In this paper, we develop a simple, efficient, and fifth-order finite difference interpolation-based Hermite WENO (HWENO-I) scheme for one- and two-dimensional hyperbolic conservation laws. We directly interpolate the solution and first-order derivative values and evaluate the numerical fluxes based on these interpolated values. We do not need the split of the flux functions when reconstructing numerical fluxes and there is no need for any additional HWENO interpolation for the modified derivative. The HWENO interpolation only needs to be applied one time which utilizes the same candidate stencils, Hermite interpolation polynomials, and linear/nonlinear weights for the solution and first-order derivative at the cell interface, as well as the modified derivative at the cell center. The HWENO-I scheme inherits the advantages of the finite difference flux-reconstruction-based HWENO-R scheme [Fan et al., Comput. Methods Appl. Mech. Engrg., 2023], including fifth-order accuracy, compact stencils, arbitrary positive linear weights, and high resolution. The HWENO-I scheme is simpler and more efficient than the HWENO-R scheme and the previous finite difference interpolation-based HWENO scheme [Liu and Qiu, J. Sci. Comput., 2016] which needs the split of flux functions for the stability and upwind performance for the high-order derivative terms. Various benchmark numerical examples are presented to demonstrate the accuracy, efficiency, high resolution, and robustness of the proposed HWENO-I scheme.

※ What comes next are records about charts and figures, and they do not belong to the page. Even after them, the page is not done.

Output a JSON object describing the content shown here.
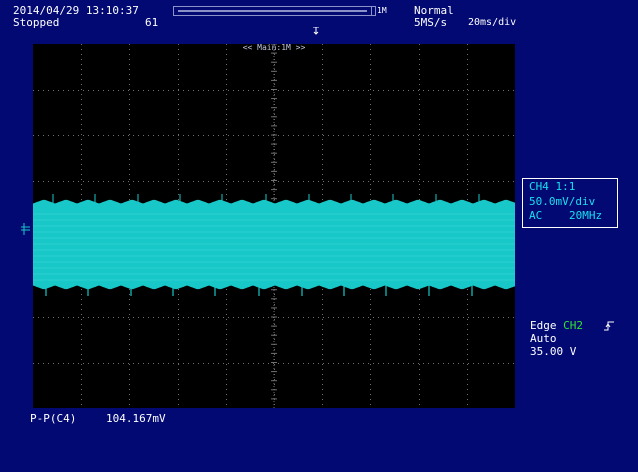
{
  "header": {
    "datetime": "2014/04/29 13:10:37",
    "status": "Stopped",
    "acq_count": "61",
    "record_length": "1M",
    "trigger_mode": "Normal",
    "sample_rate": "5MS/s",
    "time_div": "20ms/div"
  },
  "plot": {
    "zoom_label": "<< Main:1M >>",
    "background_color": "#000000",
    "grid_color": "#6f6f6f",
    "trace_color": "#18c8c8",
    "h_divisions": 10,
    "v_divisions": 8
  },
  "channel": {
    "name": "CH4",
    "probe": "1:1",
    "vdiv": "50.0mV/div",
    "coupling": "AC",
    "bandwidth": "20MHz",
    "color": "#18e0ee"
  },
  "trigger": {
    "type": "Edge",
    "source": "CH2",
    "source_color": "#31e531",
    "slope_icon": "rising-edge-icon",
    "mode": "Auto",
    "level": "35.00 V"
  },
  "measurement": {
    "label": "P-P(C4)",
    "value": "104.167mV"
  },
  "colors": {
    "screen_background": "#020973",
    "text": "#ffffff"
  }
}
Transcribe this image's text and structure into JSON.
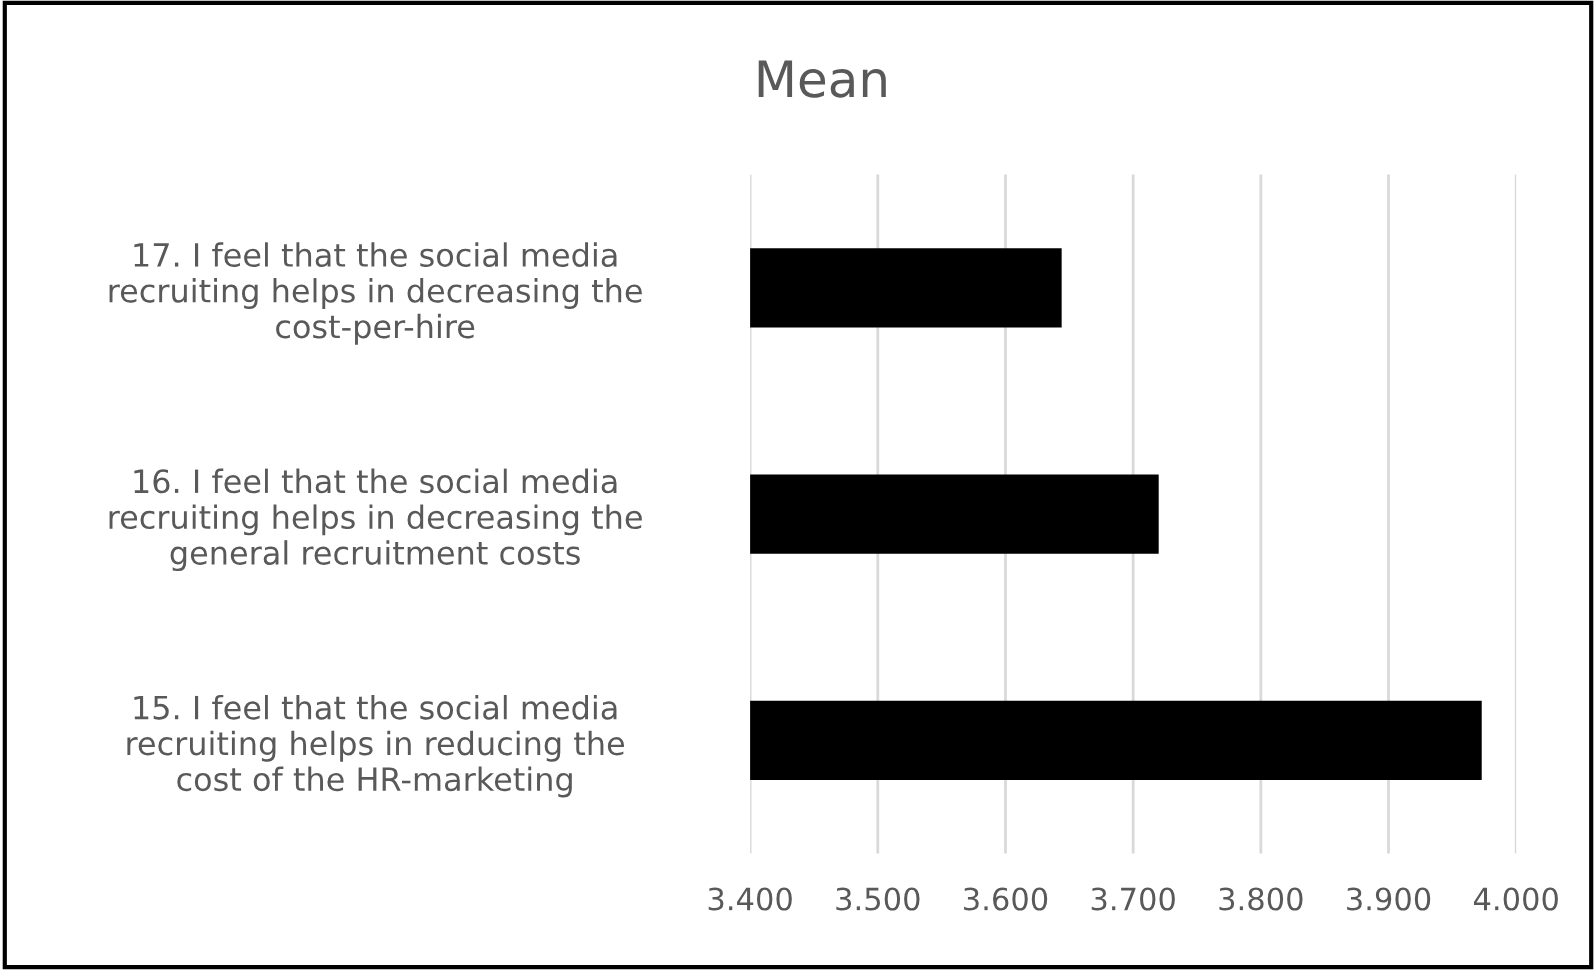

翻译：本文针对一维和二维双曲守恒律，提出了一种简单、高效且具有五阶精度的基于有限差分插值的Hermite WENO（HWENO-I）格式。我们直接对解函数及其一阶导数值进行插值，并基于这些插值计算数值通量。在重构数值通量时，我们无需对通量函数进行分裂，也无需对修正导数进行任何额外的HWENO插值。HWENO插值仅需应用一次，该过程对单元界面处的解函数、一阶导数以及单元中心处的修正导数，均使用相同的候选模板、Hermite插值多项式以及线性/非线性权值。该HWENO-I格式继承了基于有限差分通量重构的HWENO-R格式[Fan等人，Comput. Methods Appl. Mech. Engrg., 2023]的优点，包括五阶精度、紧致模板、任意的正线性权值以及高分辨率。相较于HWENO-R格式以及先前基于有限差分插值的HWENO格式[Liu和Qiu，J. Sci. Comput., 2016]（后者为保证高阶导数项的稳定性和迎风性能，需要对通量函数进行分裂），本文提出的HWENO-I格式更为简单高效。文中给出了多种基准数值算例，验证了所提HWENO-I格式的精度、效率、高分辨率以及鲁棒性。